98. 验证二叉搜索树
题目描述
Given a binary tree, determine if it is a valid binary search tree (BST).Assume a BST is defined as follows:
The left subtree of a node contains only nodes with keys less than the node's key.The right subtree of a node contains only nodes with keys greater than the node's key.Both the left and right subtrees must also be binary search trees.
confused what"{1,#,2,3}"means? > read more on how binary tree is serialized on OJ.
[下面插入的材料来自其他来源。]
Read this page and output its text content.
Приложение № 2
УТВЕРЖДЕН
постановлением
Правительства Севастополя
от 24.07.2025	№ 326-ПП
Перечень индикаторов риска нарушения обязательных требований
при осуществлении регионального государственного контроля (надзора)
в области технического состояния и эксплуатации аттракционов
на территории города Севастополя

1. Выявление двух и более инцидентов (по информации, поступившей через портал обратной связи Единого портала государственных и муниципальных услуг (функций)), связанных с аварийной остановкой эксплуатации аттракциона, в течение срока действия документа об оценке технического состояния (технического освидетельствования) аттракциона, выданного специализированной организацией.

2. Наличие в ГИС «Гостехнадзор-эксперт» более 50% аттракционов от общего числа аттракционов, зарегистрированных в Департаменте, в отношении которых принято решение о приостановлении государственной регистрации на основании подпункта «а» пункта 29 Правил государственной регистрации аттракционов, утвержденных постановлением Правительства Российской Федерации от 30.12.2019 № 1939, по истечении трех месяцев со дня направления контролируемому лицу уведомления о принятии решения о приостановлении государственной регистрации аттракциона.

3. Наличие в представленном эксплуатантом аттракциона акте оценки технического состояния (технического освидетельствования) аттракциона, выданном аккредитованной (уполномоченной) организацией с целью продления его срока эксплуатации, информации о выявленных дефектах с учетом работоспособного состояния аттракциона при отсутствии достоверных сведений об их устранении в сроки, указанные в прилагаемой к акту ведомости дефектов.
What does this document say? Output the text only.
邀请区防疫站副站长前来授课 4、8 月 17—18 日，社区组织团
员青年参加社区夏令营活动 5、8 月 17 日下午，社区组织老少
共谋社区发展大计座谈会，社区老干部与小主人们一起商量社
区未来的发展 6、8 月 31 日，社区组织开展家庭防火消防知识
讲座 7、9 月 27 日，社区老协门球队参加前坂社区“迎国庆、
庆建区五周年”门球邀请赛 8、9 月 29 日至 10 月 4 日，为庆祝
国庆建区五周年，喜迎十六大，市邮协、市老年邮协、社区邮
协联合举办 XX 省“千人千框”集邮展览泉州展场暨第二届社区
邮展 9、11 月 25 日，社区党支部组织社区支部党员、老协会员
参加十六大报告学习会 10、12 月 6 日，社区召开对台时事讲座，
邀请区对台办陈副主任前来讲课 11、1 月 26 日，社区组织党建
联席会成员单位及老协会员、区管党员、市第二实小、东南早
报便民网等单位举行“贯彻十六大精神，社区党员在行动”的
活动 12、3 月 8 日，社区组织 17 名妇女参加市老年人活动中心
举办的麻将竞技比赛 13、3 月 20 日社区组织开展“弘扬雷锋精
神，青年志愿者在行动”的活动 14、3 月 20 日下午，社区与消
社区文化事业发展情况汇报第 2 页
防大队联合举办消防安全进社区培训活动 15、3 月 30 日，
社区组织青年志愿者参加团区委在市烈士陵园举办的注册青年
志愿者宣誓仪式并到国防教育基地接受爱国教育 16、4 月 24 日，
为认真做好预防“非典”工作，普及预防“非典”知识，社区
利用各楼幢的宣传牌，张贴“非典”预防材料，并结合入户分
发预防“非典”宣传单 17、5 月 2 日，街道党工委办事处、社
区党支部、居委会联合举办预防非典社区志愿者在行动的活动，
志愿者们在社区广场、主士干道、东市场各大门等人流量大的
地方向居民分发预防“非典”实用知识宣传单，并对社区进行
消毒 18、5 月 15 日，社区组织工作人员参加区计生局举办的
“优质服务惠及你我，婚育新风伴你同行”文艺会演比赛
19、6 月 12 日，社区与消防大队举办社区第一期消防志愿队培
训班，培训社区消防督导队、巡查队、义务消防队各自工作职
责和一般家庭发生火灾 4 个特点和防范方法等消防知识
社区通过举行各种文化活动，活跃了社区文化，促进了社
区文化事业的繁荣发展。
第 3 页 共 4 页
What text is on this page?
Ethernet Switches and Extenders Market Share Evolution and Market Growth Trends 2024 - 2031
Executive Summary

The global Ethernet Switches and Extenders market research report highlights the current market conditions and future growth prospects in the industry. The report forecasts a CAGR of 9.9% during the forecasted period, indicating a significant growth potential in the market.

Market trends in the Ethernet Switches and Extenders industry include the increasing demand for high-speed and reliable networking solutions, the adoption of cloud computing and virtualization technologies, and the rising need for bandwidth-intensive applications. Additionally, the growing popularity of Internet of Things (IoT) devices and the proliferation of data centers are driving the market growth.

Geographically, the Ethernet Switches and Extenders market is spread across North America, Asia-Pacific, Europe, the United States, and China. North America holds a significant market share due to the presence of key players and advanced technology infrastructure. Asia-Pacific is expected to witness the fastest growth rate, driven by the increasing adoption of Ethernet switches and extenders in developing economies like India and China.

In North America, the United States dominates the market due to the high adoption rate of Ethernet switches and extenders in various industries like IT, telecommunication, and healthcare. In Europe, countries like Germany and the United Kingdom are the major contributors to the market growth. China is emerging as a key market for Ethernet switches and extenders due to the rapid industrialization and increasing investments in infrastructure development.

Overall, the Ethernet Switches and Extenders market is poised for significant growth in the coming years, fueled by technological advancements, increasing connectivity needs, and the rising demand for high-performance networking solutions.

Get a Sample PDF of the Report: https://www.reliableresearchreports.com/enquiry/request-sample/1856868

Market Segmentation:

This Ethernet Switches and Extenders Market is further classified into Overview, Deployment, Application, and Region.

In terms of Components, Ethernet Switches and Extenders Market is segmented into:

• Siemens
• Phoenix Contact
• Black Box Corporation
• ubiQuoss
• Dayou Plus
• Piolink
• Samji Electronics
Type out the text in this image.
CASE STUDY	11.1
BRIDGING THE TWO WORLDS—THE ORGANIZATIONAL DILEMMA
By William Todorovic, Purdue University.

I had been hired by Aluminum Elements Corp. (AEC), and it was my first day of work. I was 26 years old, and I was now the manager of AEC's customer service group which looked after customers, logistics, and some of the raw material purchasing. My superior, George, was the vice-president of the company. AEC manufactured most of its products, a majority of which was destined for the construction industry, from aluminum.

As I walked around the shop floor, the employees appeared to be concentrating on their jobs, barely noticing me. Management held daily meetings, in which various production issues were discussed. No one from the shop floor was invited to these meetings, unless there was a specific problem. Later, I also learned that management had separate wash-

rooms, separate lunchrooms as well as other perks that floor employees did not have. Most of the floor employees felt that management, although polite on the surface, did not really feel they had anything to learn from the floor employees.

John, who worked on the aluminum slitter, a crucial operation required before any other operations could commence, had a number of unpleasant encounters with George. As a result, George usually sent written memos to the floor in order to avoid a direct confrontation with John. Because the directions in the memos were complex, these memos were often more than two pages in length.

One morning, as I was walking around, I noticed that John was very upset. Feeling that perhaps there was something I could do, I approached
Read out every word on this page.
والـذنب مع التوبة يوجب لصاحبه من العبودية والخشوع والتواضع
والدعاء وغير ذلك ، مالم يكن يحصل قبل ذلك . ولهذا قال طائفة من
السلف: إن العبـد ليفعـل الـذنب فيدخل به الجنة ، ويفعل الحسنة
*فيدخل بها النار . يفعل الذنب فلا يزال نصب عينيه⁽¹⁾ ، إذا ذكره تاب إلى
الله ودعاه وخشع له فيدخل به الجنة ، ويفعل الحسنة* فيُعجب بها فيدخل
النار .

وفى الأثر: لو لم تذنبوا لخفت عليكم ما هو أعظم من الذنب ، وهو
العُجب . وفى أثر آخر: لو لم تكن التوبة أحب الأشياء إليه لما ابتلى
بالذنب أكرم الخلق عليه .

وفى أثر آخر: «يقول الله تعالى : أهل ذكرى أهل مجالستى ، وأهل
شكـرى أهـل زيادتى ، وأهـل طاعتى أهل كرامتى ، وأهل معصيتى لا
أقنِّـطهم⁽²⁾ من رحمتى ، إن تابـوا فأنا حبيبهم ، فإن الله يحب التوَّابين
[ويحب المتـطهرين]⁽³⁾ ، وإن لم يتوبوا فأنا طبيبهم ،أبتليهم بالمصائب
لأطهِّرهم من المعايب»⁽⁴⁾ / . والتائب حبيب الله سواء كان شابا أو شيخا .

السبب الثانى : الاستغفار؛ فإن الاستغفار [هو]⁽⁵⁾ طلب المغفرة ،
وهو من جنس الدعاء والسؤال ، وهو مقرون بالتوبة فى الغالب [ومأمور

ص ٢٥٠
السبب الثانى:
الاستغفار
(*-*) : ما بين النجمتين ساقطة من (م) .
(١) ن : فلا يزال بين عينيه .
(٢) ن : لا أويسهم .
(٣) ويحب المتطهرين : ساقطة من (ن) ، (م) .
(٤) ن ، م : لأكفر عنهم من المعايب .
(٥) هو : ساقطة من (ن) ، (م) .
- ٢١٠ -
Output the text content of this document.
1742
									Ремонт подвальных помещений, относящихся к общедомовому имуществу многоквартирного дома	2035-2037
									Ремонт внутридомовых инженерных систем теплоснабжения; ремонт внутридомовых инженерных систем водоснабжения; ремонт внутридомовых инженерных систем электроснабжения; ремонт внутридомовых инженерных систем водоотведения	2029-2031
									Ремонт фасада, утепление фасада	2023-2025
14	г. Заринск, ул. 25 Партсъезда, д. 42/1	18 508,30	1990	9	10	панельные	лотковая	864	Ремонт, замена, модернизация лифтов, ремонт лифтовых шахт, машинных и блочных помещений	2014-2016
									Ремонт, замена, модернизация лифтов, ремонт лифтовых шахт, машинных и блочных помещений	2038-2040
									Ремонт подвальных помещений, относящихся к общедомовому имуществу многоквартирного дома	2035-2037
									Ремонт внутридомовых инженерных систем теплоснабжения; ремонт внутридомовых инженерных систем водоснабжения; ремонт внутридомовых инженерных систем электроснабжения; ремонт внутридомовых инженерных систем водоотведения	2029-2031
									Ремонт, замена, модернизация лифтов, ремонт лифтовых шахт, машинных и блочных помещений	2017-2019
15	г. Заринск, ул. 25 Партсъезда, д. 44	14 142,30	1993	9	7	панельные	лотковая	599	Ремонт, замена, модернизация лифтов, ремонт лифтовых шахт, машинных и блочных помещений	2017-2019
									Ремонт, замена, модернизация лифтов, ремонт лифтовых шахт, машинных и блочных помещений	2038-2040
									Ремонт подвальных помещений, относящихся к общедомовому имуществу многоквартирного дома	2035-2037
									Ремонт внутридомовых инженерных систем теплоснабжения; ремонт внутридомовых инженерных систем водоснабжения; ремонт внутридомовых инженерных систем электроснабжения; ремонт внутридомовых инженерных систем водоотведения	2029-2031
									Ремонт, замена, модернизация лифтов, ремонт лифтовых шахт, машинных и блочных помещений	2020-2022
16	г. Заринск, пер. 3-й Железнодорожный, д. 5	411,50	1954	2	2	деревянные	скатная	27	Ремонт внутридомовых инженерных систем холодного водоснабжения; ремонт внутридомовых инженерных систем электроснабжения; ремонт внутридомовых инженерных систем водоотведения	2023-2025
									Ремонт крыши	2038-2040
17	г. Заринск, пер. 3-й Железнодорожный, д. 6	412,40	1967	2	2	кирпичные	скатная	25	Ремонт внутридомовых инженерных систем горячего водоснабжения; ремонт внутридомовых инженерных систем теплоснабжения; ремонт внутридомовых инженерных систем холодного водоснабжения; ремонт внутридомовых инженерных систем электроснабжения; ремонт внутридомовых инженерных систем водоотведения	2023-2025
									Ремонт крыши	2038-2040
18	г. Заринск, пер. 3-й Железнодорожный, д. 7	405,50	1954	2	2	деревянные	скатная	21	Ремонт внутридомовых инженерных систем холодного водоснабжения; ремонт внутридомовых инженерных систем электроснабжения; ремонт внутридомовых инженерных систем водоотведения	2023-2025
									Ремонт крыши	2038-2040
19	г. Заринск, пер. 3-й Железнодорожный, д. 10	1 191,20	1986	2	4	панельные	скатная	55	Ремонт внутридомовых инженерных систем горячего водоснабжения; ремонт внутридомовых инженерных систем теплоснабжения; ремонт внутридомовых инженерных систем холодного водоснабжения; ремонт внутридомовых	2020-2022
OJ's Binary Tree Serialization:
The serialization of a binary tree follows a level order traversal, where '#' signifies a path terminator where no node exists below.
Here's an example:
1
/ \
2 3
/
4
\
5
The above binary tree is serialized as"{1,2,3,#,#,4,#,#,5}".
/**
* Definition for binary tree
* struct TreeNode {
* int val;
* TreeNode *left;
* TreeNode *right;
* TreeNode(int x) : val(x), left(NULL), right(NULL) {}
* };
*/
思路
如果一颗二叉树是一颗二叉搜索树,那么对这棵树进行中序遍历,得到的是一个递增排序的访问序列,中序遍历,递归方法,思路类似于剑指offer中将二叉搜索树BST变为递增排序的双向链表的思路.
代码实现
class Solution {
public:
bool isValidBST(TreeNode *root) {
if(root == nullptr)
return true;
TreeNode * pre = nullptr;
return isValidBSTCore(root,pre);
}
bool isValidBSTCore(TreeNode *root,TreeNode * & pre){
if(root->left)
{
if(!isValidBSTCore(root->left,pre))
return false;
}
if(pre!=nullptr && root->val <= pre->val)
return false;
pre = root;
if(root->right)
return isValidBSTCore(root->right,pre);
return true;
}
};